La Commissione Audit sottolinea ancora che “la riduzione del debito delle società partecipate deriva in primo luogo dal fallimento di SPIP, che ha consentito l’abbattimento del debito di circa 150 milioni. Ricordiamo che la giunta Pizzarotti a suo tempo cercò in tutti i modi di evitare il fallimento della SPIP, arrivando addirittura a imporre al Consiglio di amministrazione di STT la erogazione di 5 milioni di danaro pubblico per “evitare la sofferenza delle banche”, che detenevano il debito della società per il 95%. Ricordiamo anche la denuncia della Commissione Audit, che riteneva necessario il fallimento di SPIP affinché fosse possibile aprire una doverosa indagine per bancarotta fraudolenta (come è infatti accaduto). In tale circostanza la giunta comunale si mosse nella direzione di sbianchettare la responsabilità delle banche nella formazione del debito di SPIP. La riduzione del debito delle società partecipate deriva in secondo luogo – aggiunge l’Audit – dalla cessione della quota detenuta dal Comune in STU Pasubio, che ha consentito l’abbattimento di oltre una settantina di milioni. Ma a che prezzo e favorendo quali interessi? Come noto la Magistratura ha avviato al riguardo una inchiesta che coinvolge, guarda caso, Ciclosi e Pizzarotti. Le questioni sottese sono molto gravi. La Commissione Audit sul debito pubblico di Parma le ha denunciate nell’ottobre 2012 e ha inviato alla Corte dei Conti un esposto per danno erariale”.

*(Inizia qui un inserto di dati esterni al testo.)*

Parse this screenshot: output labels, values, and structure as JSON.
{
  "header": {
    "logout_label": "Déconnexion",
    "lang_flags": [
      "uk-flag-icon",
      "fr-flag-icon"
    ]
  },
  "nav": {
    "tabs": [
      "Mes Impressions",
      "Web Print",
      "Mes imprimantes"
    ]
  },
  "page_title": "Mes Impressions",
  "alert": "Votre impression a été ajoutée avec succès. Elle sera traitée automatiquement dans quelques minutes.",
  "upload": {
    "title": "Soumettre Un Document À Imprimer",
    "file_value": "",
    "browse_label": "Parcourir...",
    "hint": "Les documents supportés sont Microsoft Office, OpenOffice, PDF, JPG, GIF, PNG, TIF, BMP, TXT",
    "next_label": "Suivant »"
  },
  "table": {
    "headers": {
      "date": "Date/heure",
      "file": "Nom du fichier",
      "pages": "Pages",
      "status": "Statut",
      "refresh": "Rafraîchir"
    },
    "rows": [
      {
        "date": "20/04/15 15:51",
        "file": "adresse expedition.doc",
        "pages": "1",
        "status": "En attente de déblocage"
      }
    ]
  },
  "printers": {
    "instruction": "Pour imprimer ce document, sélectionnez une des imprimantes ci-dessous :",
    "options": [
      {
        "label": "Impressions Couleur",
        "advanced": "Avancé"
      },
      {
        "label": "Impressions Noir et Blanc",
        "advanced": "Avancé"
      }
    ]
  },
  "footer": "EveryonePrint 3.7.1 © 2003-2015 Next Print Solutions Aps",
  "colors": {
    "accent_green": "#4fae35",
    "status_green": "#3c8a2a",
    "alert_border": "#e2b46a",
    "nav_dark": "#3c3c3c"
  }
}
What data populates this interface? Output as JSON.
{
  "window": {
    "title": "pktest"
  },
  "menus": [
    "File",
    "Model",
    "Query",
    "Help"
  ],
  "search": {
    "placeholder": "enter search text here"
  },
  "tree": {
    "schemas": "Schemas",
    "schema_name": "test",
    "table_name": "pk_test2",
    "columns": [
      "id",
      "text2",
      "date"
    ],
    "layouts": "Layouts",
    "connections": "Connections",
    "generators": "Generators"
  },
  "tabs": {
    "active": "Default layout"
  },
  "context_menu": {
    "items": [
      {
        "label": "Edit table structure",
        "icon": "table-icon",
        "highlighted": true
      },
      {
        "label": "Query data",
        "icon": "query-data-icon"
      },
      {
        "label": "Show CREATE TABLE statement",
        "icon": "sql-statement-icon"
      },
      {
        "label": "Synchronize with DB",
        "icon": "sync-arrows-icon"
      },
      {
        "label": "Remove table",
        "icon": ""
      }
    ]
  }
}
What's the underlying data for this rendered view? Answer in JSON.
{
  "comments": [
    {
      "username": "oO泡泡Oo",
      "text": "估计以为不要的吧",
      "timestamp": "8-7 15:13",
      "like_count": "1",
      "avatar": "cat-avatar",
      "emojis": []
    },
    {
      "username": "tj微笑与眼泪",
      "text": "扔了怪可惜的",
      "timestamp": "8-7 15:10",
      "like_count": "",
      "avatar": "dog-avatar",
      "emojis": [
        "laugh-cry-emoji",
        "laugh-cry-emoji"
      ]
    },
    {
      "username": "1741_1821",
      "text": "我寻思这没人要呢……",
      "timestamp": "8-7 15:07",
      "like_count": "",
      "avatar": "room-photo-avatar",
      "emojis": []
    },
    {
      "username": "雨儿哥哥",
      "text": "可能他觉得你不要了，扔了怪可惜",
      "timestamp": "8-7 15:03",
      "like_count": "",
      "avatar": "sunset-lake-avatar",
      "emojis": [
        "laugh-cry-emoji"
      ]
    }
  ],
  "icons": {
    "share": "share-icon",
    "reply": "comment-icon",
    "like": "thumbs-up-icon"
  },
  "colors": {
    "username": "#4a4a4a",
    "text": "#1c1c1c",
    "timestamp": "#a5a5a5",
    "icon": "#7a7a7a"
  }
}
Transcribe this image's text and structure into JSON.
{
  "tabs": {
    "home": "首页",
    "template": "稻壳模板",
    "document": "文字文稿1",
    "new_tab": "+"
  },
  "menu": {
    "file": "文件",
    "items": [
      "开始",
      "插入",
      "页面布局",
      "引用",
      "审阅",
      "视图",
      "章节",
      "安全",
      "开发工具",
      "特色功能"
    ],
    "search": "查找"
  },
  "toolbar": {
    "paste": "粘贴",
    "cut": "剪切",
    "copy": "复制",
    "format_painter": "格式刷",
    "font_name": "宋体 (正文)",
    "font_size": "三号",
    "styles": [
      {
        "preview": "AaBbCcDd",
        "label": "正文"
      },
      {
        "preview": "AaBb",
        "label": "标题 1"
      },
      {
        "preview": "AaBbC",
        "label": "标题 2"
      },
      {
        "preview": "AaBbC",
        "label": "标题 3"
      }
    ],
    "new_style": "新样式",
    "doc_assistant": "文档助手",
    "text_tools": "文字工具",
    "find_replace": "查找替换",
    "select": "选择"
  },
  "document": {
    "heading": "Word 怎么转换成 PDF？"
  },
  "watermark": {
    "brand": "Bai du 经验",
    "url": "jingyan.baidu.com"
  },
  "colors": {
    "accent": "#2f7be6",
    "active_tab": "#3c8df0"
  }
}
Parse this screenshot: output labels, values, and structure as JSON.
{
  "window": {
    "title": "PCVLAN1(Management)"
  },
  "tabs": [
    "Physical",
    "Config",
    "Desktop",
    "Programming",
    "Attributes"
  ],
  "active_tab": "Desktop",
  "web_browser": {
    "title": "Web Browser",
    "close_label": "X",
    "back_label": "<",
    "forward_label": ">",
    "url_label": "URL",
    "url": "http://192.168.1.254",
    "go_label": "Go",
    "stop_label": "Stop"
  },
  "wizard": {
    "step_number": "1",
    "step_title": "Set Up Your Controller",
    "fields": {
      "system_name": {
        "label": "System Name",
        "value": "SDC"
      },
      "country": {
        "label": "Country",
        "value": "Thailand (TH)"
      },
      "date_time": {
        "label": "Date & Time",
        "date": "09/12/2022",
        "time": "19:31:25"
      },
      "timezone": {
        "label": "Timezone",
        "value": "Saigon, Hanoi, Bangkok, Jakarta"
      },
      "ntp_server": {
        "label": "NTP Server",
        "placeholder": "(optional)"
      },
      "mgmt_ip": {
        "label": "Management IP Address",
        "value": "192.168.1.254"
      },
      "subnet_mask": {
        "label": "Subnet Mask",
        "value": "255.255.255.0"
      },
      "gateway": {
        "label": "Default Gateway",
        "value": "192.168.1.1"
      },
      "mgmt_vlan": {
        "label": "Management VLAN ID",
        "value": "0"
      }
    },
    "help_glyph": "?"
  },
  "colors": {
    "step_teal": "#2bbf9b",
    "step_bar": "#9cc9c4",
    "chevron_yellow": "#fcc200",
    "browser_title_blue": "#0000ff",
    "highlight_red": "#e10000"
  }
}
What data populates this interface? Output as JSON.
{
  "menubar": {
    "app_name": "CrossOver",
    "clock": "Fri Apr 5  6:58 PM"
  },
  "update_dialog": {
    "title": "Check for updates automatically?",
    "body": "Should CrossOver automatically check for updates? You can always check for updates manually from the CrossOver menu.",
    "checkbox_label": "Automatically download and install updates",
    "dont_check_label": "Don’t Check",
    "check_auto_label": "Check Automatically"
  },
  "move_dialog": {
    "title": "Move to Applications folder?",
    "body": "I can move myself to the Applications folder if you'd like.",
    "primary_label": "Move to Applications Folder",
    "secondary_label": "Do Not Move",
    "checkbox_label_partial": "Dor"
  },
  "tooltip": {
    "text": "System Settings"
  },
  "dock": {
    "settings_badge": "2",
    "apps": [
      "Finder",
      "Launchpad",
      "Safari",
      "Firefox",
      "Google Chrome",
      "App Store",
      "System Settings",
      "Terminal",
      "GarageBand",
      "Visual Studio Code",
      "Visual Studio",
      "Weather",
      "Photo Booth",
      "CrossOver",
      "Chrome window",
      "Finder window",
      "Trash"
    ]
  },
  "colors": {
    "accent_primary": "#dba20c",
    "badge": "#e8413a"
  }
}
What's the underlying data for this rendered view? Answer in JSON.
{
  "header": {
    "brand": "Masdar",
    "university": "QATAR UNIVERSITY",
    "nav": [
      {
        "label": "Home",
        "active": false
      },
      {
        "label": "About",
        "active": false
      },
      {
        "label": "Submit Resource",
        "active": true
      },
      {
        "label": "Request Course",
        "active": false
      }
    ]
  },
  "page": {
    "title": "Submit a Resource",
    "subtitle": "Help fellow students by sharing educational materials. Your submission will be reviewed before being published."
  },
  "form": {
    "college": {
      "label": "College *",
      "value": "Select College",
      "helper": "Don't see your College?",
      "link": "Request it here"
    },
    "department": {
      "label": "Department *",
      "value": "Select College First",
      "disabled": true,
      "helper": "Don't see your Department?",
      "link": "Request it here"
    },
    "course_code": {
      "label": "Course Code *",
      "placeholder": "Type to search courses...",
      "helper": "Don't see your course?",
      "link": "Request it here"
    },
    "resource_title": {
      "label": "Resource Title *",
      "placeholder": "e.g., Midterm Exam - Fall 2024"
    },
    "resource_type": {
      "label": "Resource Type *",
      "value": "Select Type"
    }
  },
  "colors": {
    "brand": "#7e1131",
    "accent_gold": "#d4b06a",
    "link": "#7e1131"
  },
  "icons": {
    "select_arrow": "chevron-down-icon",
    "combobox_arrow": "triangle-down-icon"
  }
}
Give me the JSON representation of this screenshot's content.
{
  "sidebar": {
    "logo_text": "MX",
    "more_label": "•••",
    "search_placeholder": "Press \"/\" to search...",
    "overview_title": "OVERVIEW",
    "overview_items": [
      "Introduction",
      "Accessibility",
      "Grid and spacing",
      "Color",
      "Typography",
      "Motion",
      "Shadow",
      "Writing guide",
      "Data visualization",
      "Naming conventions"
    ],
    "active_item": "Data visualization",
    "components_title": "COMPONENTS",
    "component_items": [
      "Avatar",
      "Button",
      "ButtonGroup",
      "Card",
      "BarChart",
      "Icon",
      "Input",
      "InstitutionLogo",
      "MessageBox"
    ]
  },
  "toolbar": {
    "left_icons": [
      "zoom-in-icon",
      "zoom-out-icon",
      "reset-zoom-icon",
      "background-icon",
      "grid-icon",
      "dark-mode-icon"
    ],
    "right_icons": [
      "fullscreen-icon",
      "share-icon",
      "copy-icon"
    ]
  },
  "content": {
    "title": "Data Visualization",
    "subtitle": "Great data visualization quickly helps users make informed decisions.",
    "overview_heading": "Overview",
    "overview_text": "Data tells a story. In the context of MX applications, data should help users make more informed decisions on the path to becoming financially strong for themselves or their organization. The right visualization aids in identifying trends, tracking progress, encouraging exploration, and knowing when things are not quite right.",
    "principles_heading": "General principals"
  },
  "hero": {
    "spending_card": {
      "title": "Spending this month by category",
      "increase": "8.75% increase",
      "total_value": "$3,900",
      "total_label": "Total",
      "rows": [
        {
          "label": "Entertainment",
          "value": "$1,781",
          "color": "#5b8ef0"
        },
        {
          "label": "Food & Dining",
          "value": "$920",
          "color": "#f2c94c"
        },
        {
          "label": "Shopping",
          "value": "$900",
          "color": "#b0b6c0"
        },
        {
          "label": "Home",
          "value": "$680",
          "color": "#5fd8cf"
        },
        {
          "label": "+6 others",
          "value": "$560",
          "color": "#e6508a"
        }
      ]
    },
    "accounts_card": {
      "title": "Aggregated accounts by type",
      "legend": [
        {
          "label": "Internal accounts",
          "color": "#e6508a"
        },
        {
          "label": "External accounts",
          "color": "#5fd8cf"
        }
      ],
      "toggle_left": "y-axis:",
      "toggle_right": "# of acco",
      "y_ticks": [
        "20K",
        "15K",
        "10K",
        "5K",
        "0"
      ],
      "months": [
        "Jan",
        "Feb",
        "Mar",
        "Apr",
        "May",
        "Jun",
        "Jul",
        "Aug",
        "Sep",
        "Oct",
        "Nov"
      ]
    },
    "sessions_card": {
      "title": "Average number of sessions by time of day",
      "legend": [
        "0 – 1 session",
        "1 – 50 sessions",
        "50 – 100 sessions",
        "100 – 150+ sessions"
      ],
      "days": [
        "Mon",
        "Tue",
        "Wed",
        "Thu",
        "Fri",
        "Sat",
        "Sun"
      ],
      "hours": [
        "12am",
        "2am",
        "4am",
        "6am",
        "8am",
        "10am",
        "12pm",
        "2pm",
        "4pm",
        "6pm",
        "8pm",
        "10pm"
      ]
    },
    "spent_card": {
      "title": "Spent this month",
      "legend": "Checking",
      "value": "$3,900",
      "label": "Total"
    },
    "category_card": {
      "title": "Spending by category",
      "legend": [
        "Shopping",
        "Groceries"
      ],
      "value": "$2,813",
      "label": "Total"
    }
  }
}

Questioni finite all’attenzione della Procura della Repubblica che valuterà in proposito, ma in ogni caso secondo l’Audi, questa “non è la ristrutturazione del debito che chiedevano i cittadini di Parma, che con le decine di manifestazioni sotto i Portici del Grano, chiedevano che la ristrutturazione del debito si trasformasse in una vertenza con le banche, volta a dilatarne nel tempo la restituzione, a ridurne l’importo, ad abbattere gli interessi su esso. Non volevamo che il pagamento integrale del debito con le banche avvenisse coi soldi dei cittadini“.
Da qui la richiesta di una commissione d’inchiesta che analizzi a fondo la composizione del debito pubblico di Parma.